Structures forming abstract syntax tree of instant programs are defined in parser/src/ast.rs
.
The grammar and parsing rules are defined in parser/src/instant.larlpop
,
which is compiled into parser/src/instant.rs
during build.
Generally, I really like the flexibility that lalrpop allows in comparison to BNFC - by defining AST structure and parsing rules, I managed to avoid generating a ton of boilerplate expressions. The missing features from BNFC (coercions, separators) can be easily implemented by using macros in lalrpop grammar.
Compiler crate is much more complex, and contains all logic for LLVM and JVM compilers:
compiler
├── Cargo.toml
└── src
├── common.rs
├── jasmin.rs
├── lib.rs
├── llvm.rs
└── stack.rs
Parts of abstract syntax tree that are compiled implement trait CompileLLVM
, in compiler/src/llvm.rs
.
Compilation of expression results in a vector of LLVM instructions and a result: either register or constant. This way, Instant constants are never translated into single instruction storing them in LLVM register.
All variables are allocated exactly once, to track this we pass mutable HashMap (variables
) argument,
which contains names of all allocated variables and allows to prevent accessing undefined variable at compile time.
In order to track which registers are free, we also keep passing a mutable id of next free register number. Integer register names are formatted using "%r{register_id}", while registers containing pointers to variables are formatted using "%{variable_name}ptr" to prevent name collisions.
Result of compiling syntax tree to llvm is a vector of strings, which is then saved to .ll
file - that action
is performed in the insc_llvm.rs
executable. After that, the executable calls llvm-as
to translate the text
file into binary one, and llvm-link
to include dist/runtime.bc
which contains printInt
function.
I started learning to use Rust and Lalrpop before this assignment, by writing a simple calculator which translated
expressions into a set of stack-based vm commands. The result only needed few changes to be compatible with Instant
language, so I decided to build them on top of it - this is the reason why compiler/src/stack.rs
exists.
Parts of abstract syntax tree that are compiled implement trait CompileStack
. During compilation,
necessary stack depth is returned together with the vector of compiled instructions. This allows for optimization
of evaluation order in the case of binary expressions. Stack limit is also necessary for the final jasmin output.
Program statements are evaluated one by one, mapping between instant variables and jvm variable ids is stored
in a mutable HashMap (env
argument). Compiler also prevents access to undefined variables.

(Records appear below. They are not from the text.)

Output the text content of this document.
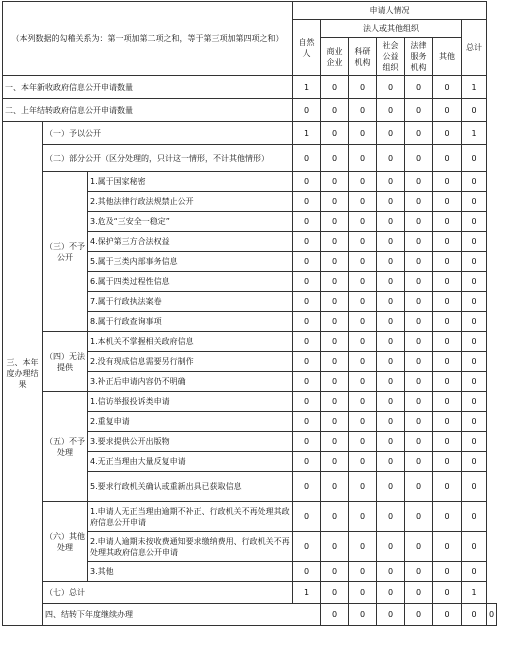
（本列数据的勾稽关系为：第一项加第二项之和，等于第三项加第四项之和）			申请人情况							
			自然人	法人或其他组织					总计	
				商业企业	科研机构	社会公益组织	法律服务机构	其他		
一、本年新收政府信息公开申请数量			1	0	0	0	0	0	1	
二、上年结转政府信息公开申请数量			0	0	0	0	0	0	0	
三、本年度办理结果	（一）予以公开		1	0	0	0	0	0	1	
	（二）部分公开（区分处理的，只计这一情形，不计其他情形）		0	0	0	0	0	0	0	
	（三）不予公开	1.属于国家秘密	0	0	0	0	0	0	0	
		2.其他法律行政法规禁止公开	0	0	0	0	0	0	0	
		3.危及“三安全一稳定”	0	0	0	0	0	0	0	
		4.保护第三方合法权益	0	0	0	0	0	0	0	
		5.属于三类内部事务信息	0	0	0	0	0	0	0	
		6.属于四类过程性信息	0	0	0	0	0	0	0	
		7.属于行政执法案卷	0	0	0	0	0	0	0	
		8.属于行政查询事项	0	0	0	0	0	0	0	
	（四）无法提供	1.本机关不掌握相关政府信息	0	0	0	0	0	0	0	
		2.没有现成信息需要另行制作	0	0	0	0	0	0	0	
		3.补正后申请内容仍不明确	0	0	0	0	0	0	0	
	（五）不予处理	1.信访举报投诉类申请	0	0	0	0	0	0	0	
		2.重复申请	0	0	0	0	0	0	0	
		3.要求提供公开出版物	0	0	0	0	0	0	0	
		4.无正当理由大量反复申请	0	0	0	0	0	0	0	
		5.要求行政机关确认或重新出具已获取信息	0	0	0	0	0	0	0	
	（六）其他处理	1.申请人无正当理由逾期不补正、行政机关不再处理其政府信息公开申请	0	0	0	0	0	0	0	
		2.申请人逾期未按收费通知要求缴纳费用、行政机关不再处理其政府信息公开申请	0	0	0	0	0	0	0	
		3.其他	0	0	0	0	0	0	0	
	（七）总计		1	0	0	0	0	0	1	
	四、结转下年度继续办理			0	0	0	0	0	0	0
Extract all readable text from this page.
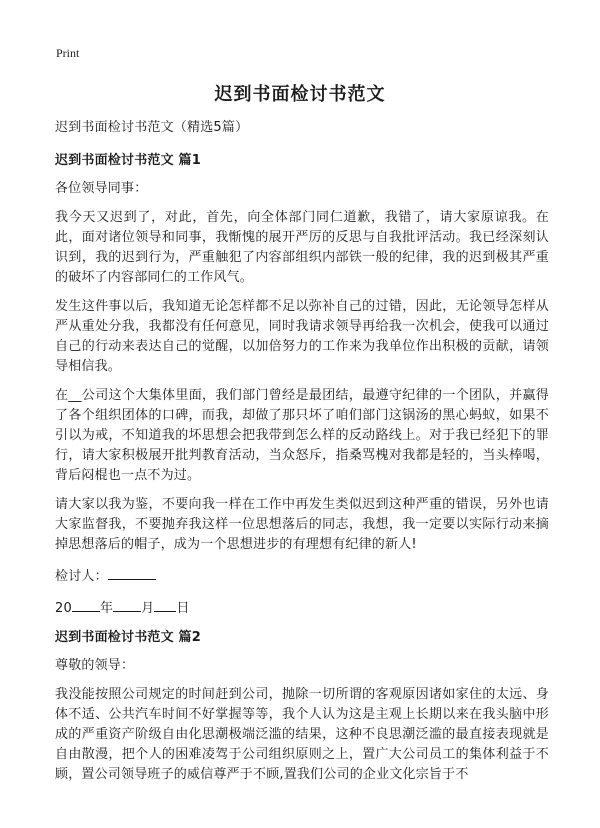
Print
迟到书面检讨书范文

迟到书面检讨书范文（精选5篇）

迟到书面检讨书范文 篇1

各位领导同事：

我今天又迟到了，对此，首先，向全体部门同仁道歉，我错了，请大家原谅我。在此，面对诸位领导和同事，我惭愧的展开严厉的反思与自我批评活动。我已经深刻认识到，我的迟到行为，严重触犯了内容部组织内部铁一般的纪律，我的迟到极其严重的破坏了内容部同仁的工作风气。

发生这件事以后，我知道无论怎样都不足以弥补自己的过错，因此，无论领导怎样从严从重处分我，我都没有任何意见，同时我请求领导再给我一次机会，使我可以通过自己的行动来表达自己的觉醒，以加倍努力的工作来为我单位作出积极的贡献，请领导相信我。

在__公司这个大集体里面，我们部门曾经是最团结，最遵守纪律的一个团队，并赢得了各个组织团体的口碑，而我，却做了那只坏了咱们部门这锅汤的黑心蚂蚁，如果不引以为戒，不知道我的坏思想会把我带到怎么样的反动路线上。对于我已经犯下的罪行，请大家积极展开批判教育活动，当众怒斥，指桑骂槐对我都是轻的，当头棒喝，背后闷棍也一点不为过。

请大家以我为鉴，不要向我一样在工作中再发生类似迟到这种严重的错误，另外也请大家监督我，不要抛弃我这样一位思想落后的同志，我想，我一定要以实际行动来摘掉思想落后的帽子，成为一个思想进步的有理想有纪律的新人!

检讨人：

20 年 月 日

迟到书面检讨书范文 篇2

尊敬的领导：

我没能按照公司规定的时间赶到公司，抛除一切所谓的客观原因诸如家住的太远、身体不适、公共汽车时间不好掌握等等，我个人认为这是主观上长期以来在我头脑中形成的严重资产阶级自由化思潮极端泛滥的结果，这种不良思潮泛滥的最直接表现就是自由散漫，把个人的困难凌驾于公司组织原则之上，置广大公司员工的集体利益于不顾，置公司领导班子的威信尊严于不顾,置我们公司的企业文化宗旨于不
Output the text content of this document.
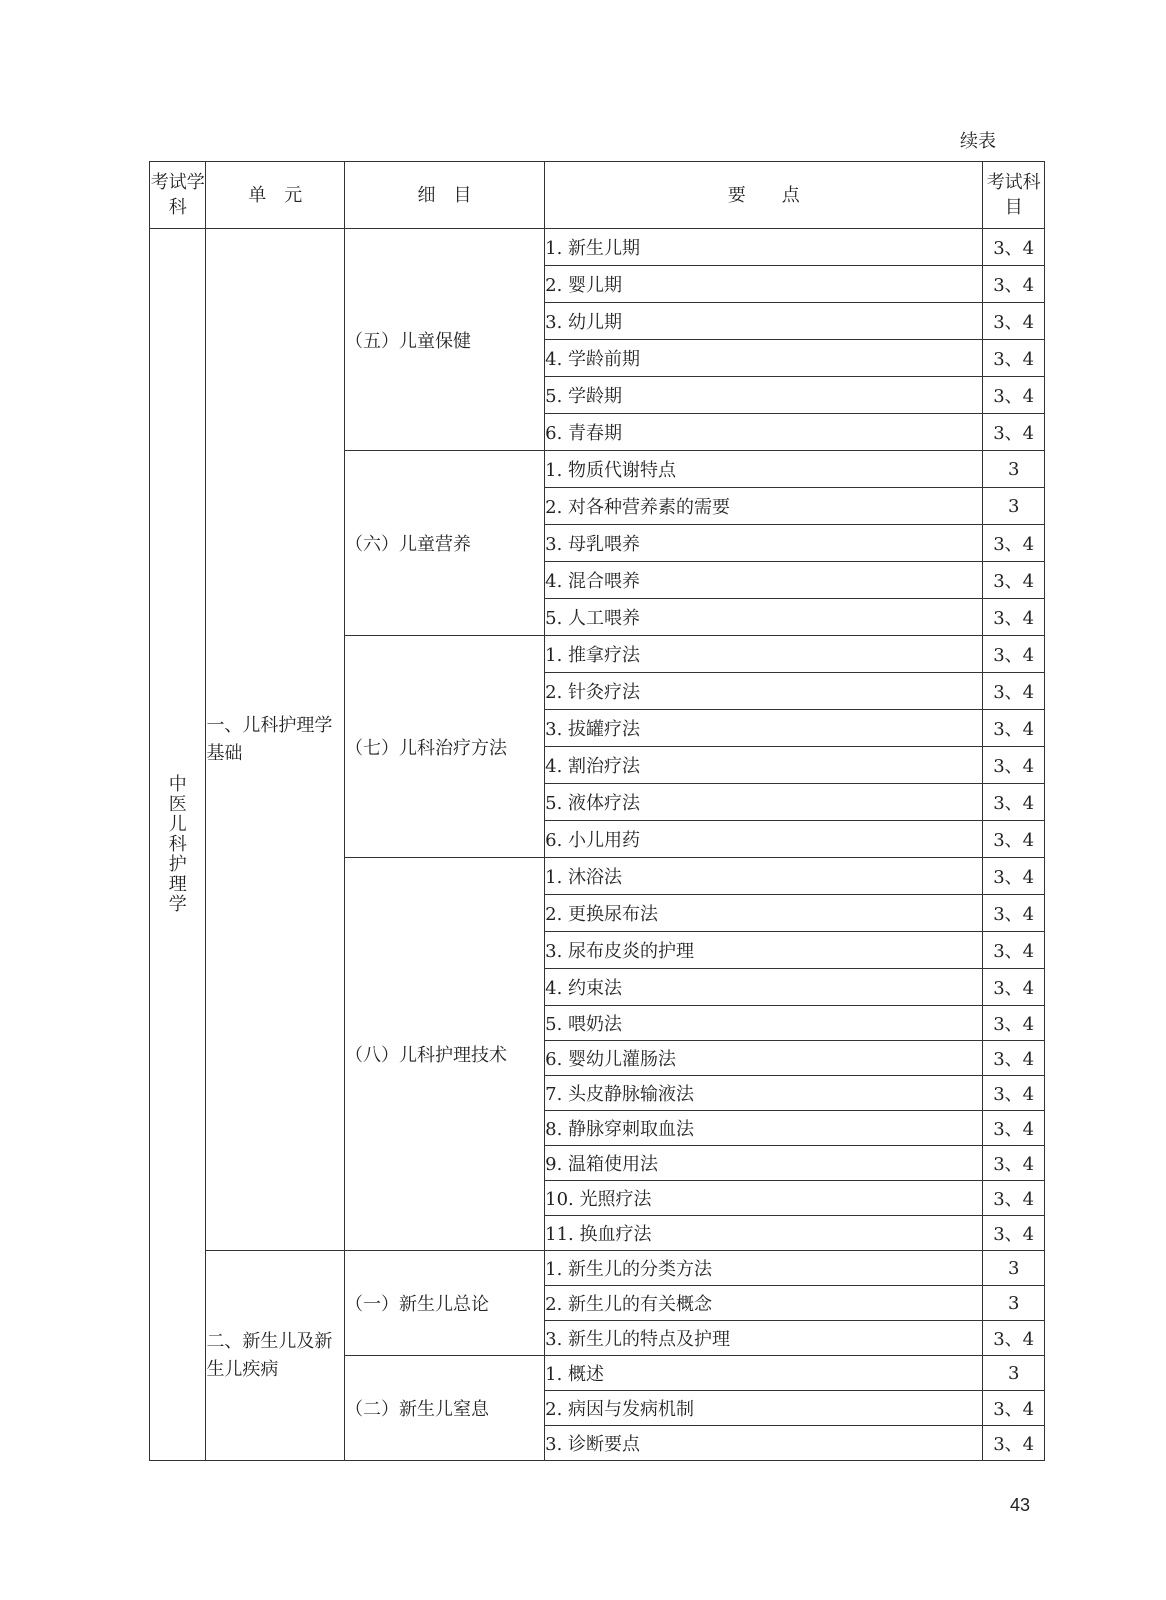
续表
考试学科	单　元	细　目	要　　点	考试科目
中医儿科护理学	一、儿科护理学基础	（五）儿童保健	1. 新生儿期	3、4
			2. 婴儿期	3、4
			3. 幼儿期	3、4
			4. 学龄前期	3、4
			5. 学龄期	3、4
			6. 青春期	3、4
		（六）儿童营养	1. 物质代谢特点	3
			2. 对各种营养素的需要	3
			3. 母乳喂养	3、4
			4. 混合喂养	3、4
			5. 人工喂养	3、4
		（七）儿科治疗方法	1. 推拿疗法	3、4
			2. 针灸疗法	3、4
			3. 拔罐疗法	3、4
			4. 割治疗法	3、4
			5. 液体疗法	3、4
			6. 小儿用药	3、4
		（八）儿科护理技术	1. 沐浴法	3、4
			2. 更换尿布法	3、4
			3. 尿布皮炎的护理	3、4
			4. 约束法	3、4
			5. 喂奶法	3、4
			6. 婴幼儿灌肠法	3、4
			7. 头皮静脉输液法	3、4
			8. 静脉穿刺取血法	3、4
			9. 温箱使用法	3、4
			10. 光照疗法	3、4
			11. 换血疗法	3、4
	二、新生儿及新生儿疾病	（一）新生儿总论	1. 新生儿的分类方法	3
			2. 新生儿的有关概念	3
			3. 新生儿的特点及护理	3、4
		（二）新生儿窒息	1. 概述	3
			2. 病因与发病机制	3、4
			3. 诊断要点	3、4
43
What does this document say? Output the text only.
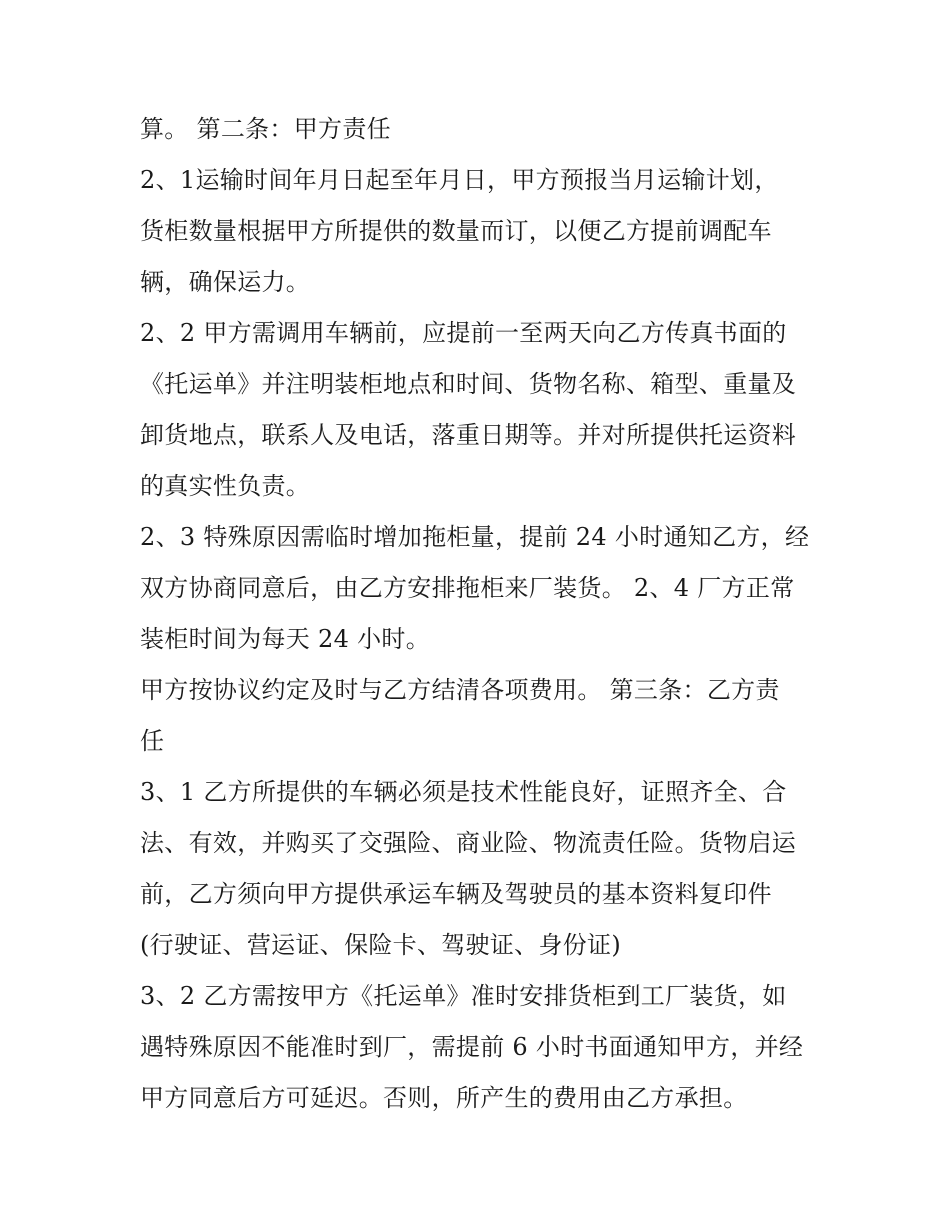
算。 第二条：甲方责任
2、1运输时间年月日起至年月日，甲方预报当月运输计划，
货柜数量根据甲方所提供的数量而订，以便乙方提前调配车
辆，确保运力。
2、2 甲方需调用车辆前，应提前一至两天向乙方传真书面的
《托运单》并注明装柜地点和时间、货物名称、箱型、重量及
卸货地点，联系人及电话，落重日期等。并对所提供托运资料
的真实性负责。
2、3 特殊原因需临时增加拖柜量，提前 24 小时通知乙方，经
双方协商同意后，由乙方安排拖柜来厂装货。 2、4 厂方正常
装柜时间为每天 24 小时。
甲方按协议约定及时与乙方结清各项费用。 第三条：乙方责
任
3、1 乙方所提供的车辆必须是技术性能良好，证照齐全、合
法、有效，并购买了交强险、商业险、物流责任险。货物启运
前，乙方须向甲方提供承运车辆及驾驶员的基本资料复印件
(行驶证、营运证、保险卡、驾驶证、身份证)
3、2 乙方需按甲方《托运单》准时安排货柜到工厂装货，如
遇特殊原因不能准时到厂，需提前 6 小时书面通知甲方，并经
甲方同意后方可延迟。否则，所产生的费用由乙方承担。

The JVM compilation process, first translates the parsed abstract syntax tree into abstract stack representation
(implemented in stack.rs
), which is later translated to Jasmin representation (implemented in jasmin.rs
).
The executable insc_jvm.rs
saves this representation, and runs jasmin.jar
distributed in dist
folder on the
created jasmin file in order to translate it to JVM bytecode, that is also saved.
The root-directory executables (isnc_jvm
and insc_llvm
) are just bash scripts wrapping compiled rust programs
(also setting environment variables, which I added to make local development easier).
Source code for the executables is contained within src
directory:
src
├── bin
│ ├── insc_jvm.rs
│ └── insc_llvm.rs
└── lib.rs
Common utility methods for these executables are grouped in src/lib.rs
.
Together with my compiler, I also packaged e2e_tests
for testing and demonstration purposes, as well as
the dist
folder containing utilities necessary to translate compiled code to final executable representation.
Files contained within these two folders were not created by me.